К этому времени я прочитал уже всю литературу в библиотеке и в комнате ПВР типа «Библиотечка атеиста», «Научный атеизм в бою», «Адвентисты седьмого дня на службе у империализма». Как раз эта литература и натолкнула меня на мысль, не дававшую мне покоя, толкнула на знакомство с Савченко, на ряд бесед с ним. Когда Савченко посадили в ПКТ, через несколько дней я легко встал в обед, прикрыв глаза и просто сказал:
— Спасибо тебе, господи, за то, что ты есть. Если б тебя не было, было б тяжко. Я люблю тебя.
И сев, начал есть. На душе было спокойно и легко, светло и радостно. Никто из зеков не подал виду, что удивлен моим поведением. А прапор у двери просто охренел, открыв рот, он тупо смотрел на зеков, жующих за столами. В эту минуту я даже его почти любил…
Мне дали пятнадцать суток. Пятнашку. Но без молотков. Хорошо. И сразу посадили в одиночку. Хожу, думаю, сочиняю, пытаюсь разобраться в собственной душе, почему террор вроде как ослаб, может, передыхает, перед всплеском новым?
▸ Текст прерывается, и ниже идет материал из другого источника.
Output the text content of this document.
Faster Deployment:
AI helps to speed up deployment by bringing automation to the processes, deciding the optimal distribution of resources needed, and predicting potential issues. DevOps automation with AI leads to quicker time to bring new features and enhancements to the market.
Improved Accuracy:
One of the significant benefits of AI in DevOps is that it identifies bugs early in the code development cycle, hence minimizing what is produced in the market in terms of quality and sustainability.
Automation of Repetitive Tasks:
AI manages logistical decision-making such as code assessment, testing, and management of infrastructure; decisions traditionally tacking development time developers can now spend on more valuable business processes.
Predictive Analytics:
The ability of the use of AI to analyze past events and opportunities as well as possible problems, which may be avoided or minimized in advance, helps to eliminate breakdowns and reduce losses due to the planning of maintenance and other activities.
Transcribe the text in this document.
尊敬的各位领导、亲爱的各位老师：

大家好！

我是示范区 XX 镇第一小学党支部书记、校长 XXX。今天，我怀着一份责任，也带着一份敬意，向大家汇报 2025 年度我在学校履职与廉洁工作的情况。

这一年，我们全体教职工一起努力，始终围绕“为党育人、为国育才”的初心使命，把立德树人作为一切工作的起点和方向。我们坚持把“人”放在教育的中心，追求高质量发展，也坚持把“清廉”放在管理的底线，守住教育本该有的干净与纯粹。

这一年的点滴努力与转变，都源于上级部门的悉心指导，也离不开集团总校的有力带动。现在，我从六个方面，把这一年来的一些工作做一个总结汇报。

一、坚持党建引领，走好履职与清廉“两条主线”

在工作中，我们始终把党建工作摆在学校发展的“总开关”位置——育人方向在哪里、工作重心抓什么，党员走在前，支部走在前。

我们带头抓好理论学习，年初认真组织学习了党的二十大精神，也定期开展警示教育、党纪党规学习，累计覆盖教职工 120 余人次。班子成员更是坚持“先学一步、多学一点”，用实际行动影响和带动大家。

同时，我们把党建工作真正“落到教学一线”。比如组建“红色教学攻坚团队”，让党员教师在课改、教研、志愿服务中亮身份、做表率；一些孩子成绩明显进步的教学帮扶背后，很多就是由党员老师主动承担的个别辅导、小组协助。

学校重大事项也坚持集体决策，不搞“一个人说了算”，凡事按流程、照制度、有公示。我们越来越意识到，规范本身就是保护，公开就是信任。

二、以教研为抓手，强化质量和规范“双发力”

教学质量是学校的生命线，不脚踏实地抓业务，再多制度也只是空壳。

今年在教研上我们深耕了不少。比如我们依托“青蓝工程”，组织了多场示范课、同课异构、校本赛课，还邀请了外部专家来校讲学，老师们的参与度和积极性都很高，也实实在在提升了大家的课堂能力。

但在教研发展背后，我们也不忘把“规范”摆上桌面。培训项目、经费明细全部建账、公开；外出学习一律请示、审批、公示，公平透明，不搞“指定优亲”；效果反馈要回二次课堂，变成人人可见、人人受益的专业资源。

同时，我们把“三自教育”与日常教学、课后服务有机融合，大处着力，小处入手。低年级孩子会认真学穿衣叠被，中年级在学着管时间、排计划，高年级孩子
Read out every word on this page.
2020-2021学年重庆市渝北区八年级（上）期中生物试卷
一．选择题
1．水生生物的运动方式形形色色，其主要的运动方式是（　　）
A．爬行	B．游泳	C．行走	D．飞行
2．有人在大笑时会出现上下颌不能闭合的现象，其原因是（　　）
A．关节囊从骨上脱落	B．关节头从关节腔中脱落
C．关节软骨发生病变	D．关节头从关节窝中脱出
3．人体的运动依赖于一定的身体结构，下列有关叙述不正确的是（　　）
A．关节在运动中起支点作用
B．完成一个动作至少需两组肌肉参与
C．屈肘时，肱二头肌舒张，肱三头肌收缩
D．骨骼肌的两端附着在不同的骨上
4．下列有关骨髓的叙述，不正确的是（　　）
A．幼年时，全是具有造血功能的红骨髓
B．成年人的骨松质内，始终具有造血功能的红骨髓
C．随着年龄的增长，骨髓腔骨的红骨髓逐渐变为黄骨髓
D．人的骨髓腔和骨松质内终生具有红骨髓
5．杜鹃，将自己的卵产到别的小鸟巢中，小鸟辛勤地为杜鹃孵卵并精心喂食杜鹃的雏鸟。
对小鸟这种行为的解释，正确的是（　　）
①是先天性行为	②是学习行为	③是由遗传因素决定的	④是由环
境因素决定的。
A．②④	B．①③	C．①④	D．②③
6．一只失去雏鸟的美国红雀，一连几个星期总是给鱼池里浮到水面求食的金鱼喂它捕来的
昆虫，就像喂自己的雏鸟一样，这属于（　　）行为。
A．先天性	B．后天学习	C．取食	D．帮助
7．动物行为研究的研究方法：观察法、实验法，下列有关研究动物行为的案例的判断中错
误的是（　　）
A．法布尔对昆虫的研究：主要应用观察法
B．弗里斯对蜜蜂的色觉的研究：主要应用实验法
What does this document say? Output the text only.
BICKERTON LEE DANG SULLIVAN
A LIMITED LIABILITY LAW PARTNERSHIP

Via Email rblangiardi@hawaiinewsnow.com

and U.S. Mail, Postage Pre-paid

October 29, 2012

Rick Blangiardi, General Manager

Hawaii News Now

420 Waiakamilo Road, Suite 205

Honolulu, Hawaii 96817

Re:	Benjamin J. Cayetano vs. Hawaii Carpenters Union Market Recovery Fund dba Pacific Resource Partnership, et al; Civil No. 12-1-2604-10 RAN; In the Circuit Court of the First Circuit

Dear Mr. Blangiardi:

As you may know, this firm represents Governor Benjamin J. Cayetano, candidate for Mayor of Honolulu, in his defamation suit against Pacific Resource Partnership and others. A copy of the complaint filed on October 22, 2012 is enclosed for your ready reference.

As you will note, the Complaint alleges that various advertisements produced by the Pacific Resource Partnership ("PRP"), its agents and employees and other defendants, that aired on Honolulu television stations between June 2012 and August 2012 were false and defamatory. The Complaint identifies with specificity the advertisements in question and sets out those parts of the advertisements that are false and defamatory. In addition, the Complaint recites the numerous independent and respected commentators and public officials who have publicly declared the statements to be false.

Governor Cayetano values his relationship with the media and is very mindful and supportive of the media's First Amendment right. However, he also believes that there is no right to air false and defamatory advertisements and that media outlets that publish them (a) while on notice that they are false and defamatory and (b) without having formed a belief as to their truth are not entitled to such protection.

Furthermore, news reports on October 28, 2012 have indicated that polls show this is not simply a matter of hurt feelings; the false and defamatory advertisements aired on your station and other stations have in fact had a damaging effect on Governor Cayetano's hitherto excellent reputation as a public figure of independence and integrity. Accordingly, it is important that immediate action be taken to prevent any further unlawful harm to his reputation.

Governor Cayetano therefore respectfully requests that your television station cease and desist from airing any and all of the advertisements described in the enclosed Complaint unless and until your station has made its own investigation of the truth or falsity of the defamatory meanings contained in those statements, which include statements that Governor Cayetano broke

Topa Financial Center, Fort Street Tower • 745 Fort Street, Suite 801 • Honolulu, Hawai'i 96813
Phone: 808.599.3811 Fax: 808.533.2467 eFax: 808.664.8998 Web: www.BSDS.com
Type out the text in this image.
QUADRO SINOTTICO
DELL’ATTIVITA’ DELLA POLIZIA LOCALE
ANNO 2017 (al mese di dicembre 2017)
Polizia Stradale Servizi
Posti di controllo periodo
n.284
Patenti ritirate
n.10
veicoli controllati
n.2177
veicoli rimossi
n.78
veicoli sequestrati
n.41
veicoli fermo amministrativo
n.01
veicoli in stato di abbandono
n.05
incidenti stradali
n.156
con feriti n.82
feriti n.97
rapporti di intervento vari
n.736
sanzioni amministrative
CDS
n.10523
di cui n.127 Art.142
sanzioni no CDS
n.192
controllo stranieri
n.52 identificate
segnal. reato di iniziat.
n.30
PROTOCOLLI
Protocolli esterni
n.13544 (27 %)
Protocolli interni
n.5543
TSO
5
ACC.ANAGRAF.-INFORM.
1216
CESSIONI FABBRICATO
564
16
В последний день трюма меня дернули к куму. Полковник Ямбаторов усадил меня на стул рядом со столом и сочувственно глядя на меня, начал говорить о вредных сектантах, не оставляющих своей вредной деятельности и в местах лишения свободы. Я молчал. Кум, устав говорить газетные штампы, спросил мое мнение обо всем этом. Я ответил:
— Десятки, сотни миллионов людей в течение десятилетий верили в бога. А теперь оказывается, они заблуждались?
— Ну неужели ты не понимаешь, это же сказки, ты же молодой парень. Ты был в комсомоле?
— Нет.
— А почему ты не учишься, мразь, мразь, все должны учиться, иметь среднее образование, тогда и не будешь голову всякой ерундой забивать, мразь, мразь! Похлебаешь баланды — дурь пройдет!
Как будто я до этого баланды не хлебал. Добавили мне за уклонение от школы пятнашку. Вдумайтесь в логику маразма — постановление о добавлении карцера за уклонение от занятий в школе, зеку, сидящему в карцере. Абсурд! Как и все, что делают коммунисты.
Только вышел из ШИЗО, как меня перевели. С шестого в тринадцатый. Новый отряд, построенный зеками в свободное от работы время. Добровольно-принудительно, с энтузиазмом прапоров и режимников… Естественно, без оплаты. Потолки зеленые от плесени, по стенам течет вода, конденсат. Зато в рекордные сроки и даром. А жить все равно зекам. Хоть и почти поверил я в бога, но блядей этих ненавижу! В ад их…
Пришел, устроился, на следующий день перевели Булана Сашку. Тоже из другого отряда. Устроился недалеко, тоже наверху. Предложил ему по-новой хавать вместе. Все веселее, согласился. Так и зажили.
Работа все та же — сетки. Вяжем, травим, никуда не лезем, никого не трогаем. Заболела голова у Булана, скрутило его, пошли на крест, а санитар рычит. У Булана переклинило, бросился он на мента и почти порвал его. Все стенды сбил, — и «Алкоголь — яд», и «Случайные связи — распространитель сифилиса», и «Уничтожайте мух — разносчиков заразы». А напоследок выбил санитаром двери в душевой и вернувшись в барак, стал в трюм собираться… Я ошизел от такой ярости и задумался. Это ж сколько зла в Булане, если за рык такая ярость?
Снова я один, рож много, а лиц почти нет. Начал я в санчасть ходить, с зеками, что очень больны, разговаривать, да помогать, чем мог. Правда, недолго я миссионерской деятельностью занимался — дед Воеводин у меня на руках от распада печени помер, Славку Потапова менты в трюме забили. Он полупарализованный был и, чтобы квартиру отнять, на воле, обвинили в изнасиловании. И посадили — за изнасилование в извращенной форме. А он еле-еле ходит, а руки вообще не двигаются. Вот Тюлень его за что-то невзлюбил, давай трюмовать, били-били и забили. Насмерть. Хотя у него уже и так саркома была. Последний трюм получил за то, что зажав гвоздь в зубах, на Безуглова, начмедсанчасти напал… Полупарализованный, руки плетьми висят, еле-еле ходит. Вот такие удалые в зоне встречаются.